The Interest Burden vs. The Social Safety Net
The CBO report highlights a terrifying milestone in American history. The $628 billion spent on interest payments so far this year is now higher than the spending for both Medicare ($588 billion) and Medicaid ($409 billion).
•Interest: $2.96 billion per day.
•Social Security: $953 billion (still the largest outlay).

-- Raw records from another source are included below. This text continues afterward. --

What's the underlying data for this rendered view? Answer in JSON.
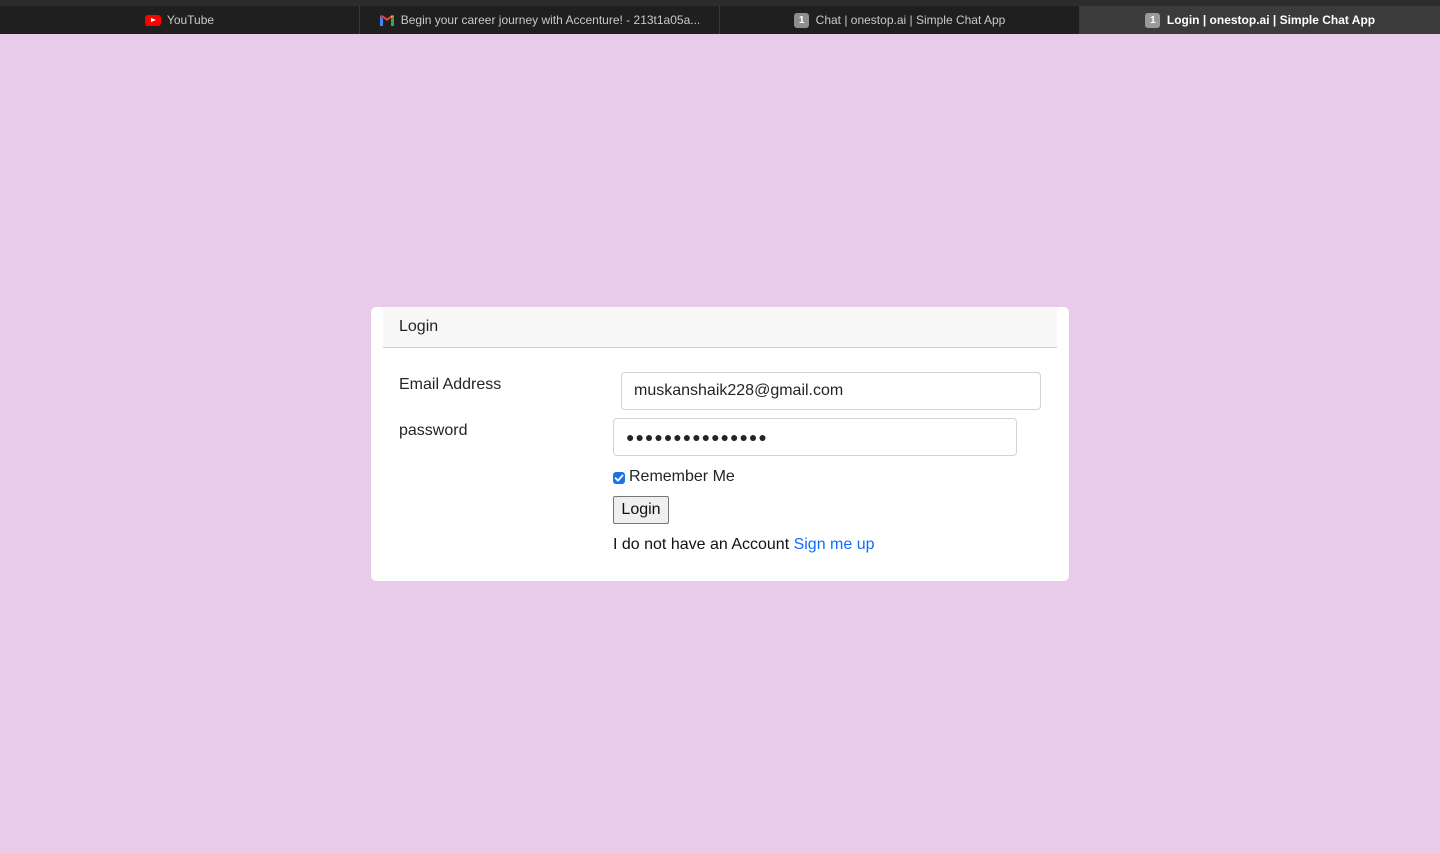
{
  "browser": {
    "tabs": [
      {
        "title": "YouTube",
        "icon": "youtube-icon",
        "active": false
      },
      {
        "title": "Begin your career journey with Accenture! - 213t1a05a...",
        "icon": "gmail-icon",
        "active": false
      },
      {
        "title": "Chat | onestop.ai | Simple Chat App",
        "icon": "number-badge-icon",
        "badge": "1",
        "active": false
      },
      {
        "title": "Login | onestop.ai | Simple Chat App",
        "icon": "number-badge-icon",
        "badge": "1",
        "active": true
      }
    ]
  },
  "login": {
    "header": "Login",
    "email_label": "Email Address",
    "email_value": "muskanshaik228@gmail.com",
    "password_label": "password",
    "password_mask": "●●●●●●●●●●●●●●●",
    "remember_label": "Remember Me",
    "remember_checked": true,
    "button_label": "Login",
    "no_account_text": "I do not have an Account ",
    "signup_link": "Sign me up"
  },
  "colors": {
    "page_background": "#e8cbe8",
    "link": "#0d6efd",
    "checkbox_accent": "#1a73e8"
  }
}
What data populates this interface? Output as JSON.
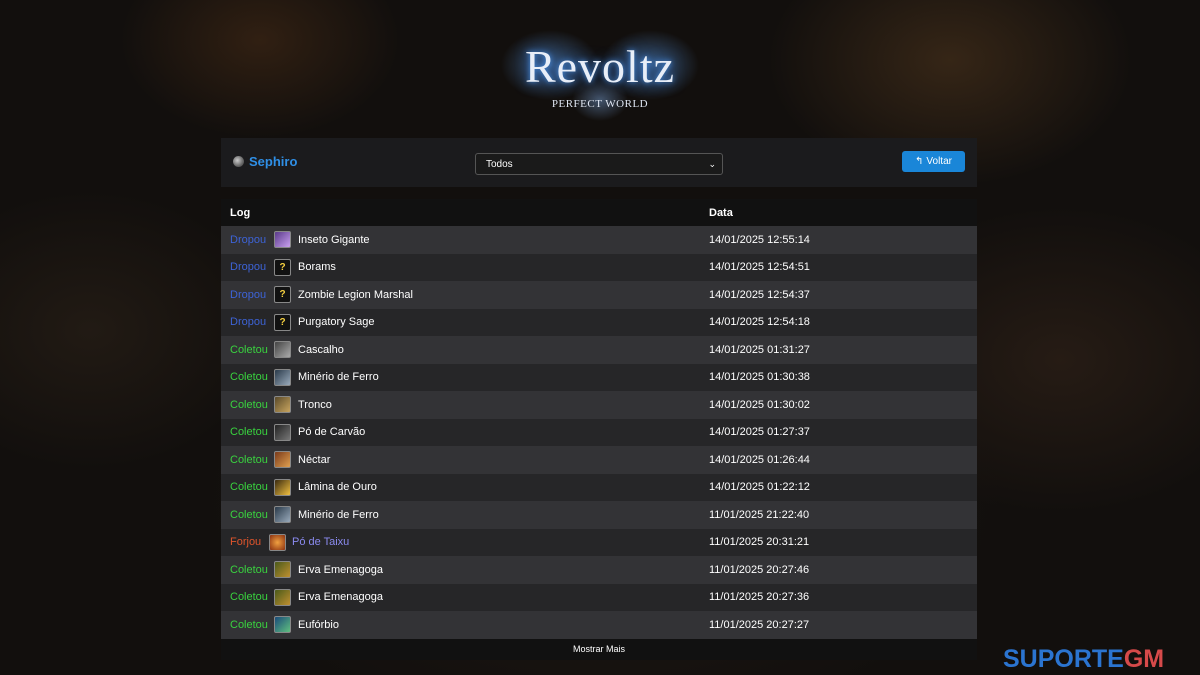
{
  "logo": {
    "title": "Revoltz",
    "subtitle": "PERFECT WORLD"
  },
  "character": {
    "name": "Sephiro"
  },
  "filter": {
    "selected": "Todos"
  },
  "back_button": {
    "label": "Voltar",
    "icon": "return-arrow-icon"
  },
  "table": {
    "headers": {
      "log": "Log",
      "date": "Data"
    },
    "rows": [
      {
        "action": "Dropou",
        "item": "Inseto Gigante",
        "date": "14/01/2025 12:55:14"
      },
      {
        "action": "Dropou",
        "item": "Borams",
        "date": "14/01/2025 12:54:51"
      },
      {
        "action": "Dropou",
        "item": "Zombie Legion Marshal",
        "date": "14/01/2025 12:54:37"
      },
      {
        "action": "Dropou",
        "item": "Purgatory Sage",
        "date": "14/01/2025 12:54:18"
      },
      {
        "action": "Coletou",
        "item": "Cascalho",
        "date": "14/01/2025 01:31:27"
      },
      {
        "action": "Coletou",
        "item": "Minério de Ferro",
        "date": "14/01/2025 01:30:38"
      },
      {
        "action": "Coletou",
        "item": "Tronco",
        "date": "14/01/2025 01:30:02"
      },
      {
        "action": "Coletou",
        "item": "Pó de Carvão",
        "date": "14/01/2025 01:27:37"
      },
      {
        "action": "Coletou",
        "item": "Néctar",
        "date": "14/01/2025 01:26:44"
      },
      {
        "action": "Coletou",
        "item": "Lâmina de Ouro",
        "date": "14/01/2025 01:22:12"
      },
      {
        "action": "Coletou",
        "item": "Minério de Ferro",
        "date": "11/01/2025 21:22:40"
      },
      {
        "action": "Forjou",
        "item": "Pó de Taixu",
        "date": "11/01/2025 20:31:21"
      },
      {
        "action": "Coletou",
        "item": "Erva Emenagoga",
        "date": "11/01/2025 20:27:46"
      },
      {
        "action": "Coletou",
        "item": "Erva Emenagoga",
        "date": "11/01/2025 20:27:36"
      },
      {
        "action": "Coletou",
        "item": "Eufórbio",
        "date": "11/01/2025 20:27:27"
      }
    ],
    "show_more": "Mostrar Mais"
  },
  "colors": {
    "Dropou": "#3d63d6",
    "Coletou": "#39d23f",
    "Forjou": "#e0552c",
    "forged_item": "#8b8bf0",
    "accent": "#1a86d8"
  },
  "watermark": {
    "part1": "SUPORTE",
    "part2": "GM"
  }
}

•The Debt Clock: With the debt nearing $39 trillion, interest rates remaining high due to the Iran war shocks are making the “service fee” on America’s debt the most expensive government program.
AI and Productivity
CBO Director Phil Swagel is pinning hopes on AI to save the day, projecting a modest 10-basis-point increase in productivity. But hope isn’t a fiscal strategy. While the administration is busy planning to buy 15 “Trump-class” battleships by 2055, the immediate crisis is the here and now. The strength of the dollar and the stability of the GDP are being propped up by these duties, making any talk of “free trade” a thing of the past.
The next person to sit in the Oval Office will inherit a Treasury that is functionally dependent on trade barriers. You cannot simply remove $190 billion in revenue when you are already running a nearly $1 trillion deficit for the half-year. Whether you love the “America First” policy or hate it, the fiscal reality is that the U.S. government is now hooked. The trade war is the only thing keeping the interest payments from swallowing the entire federal budget.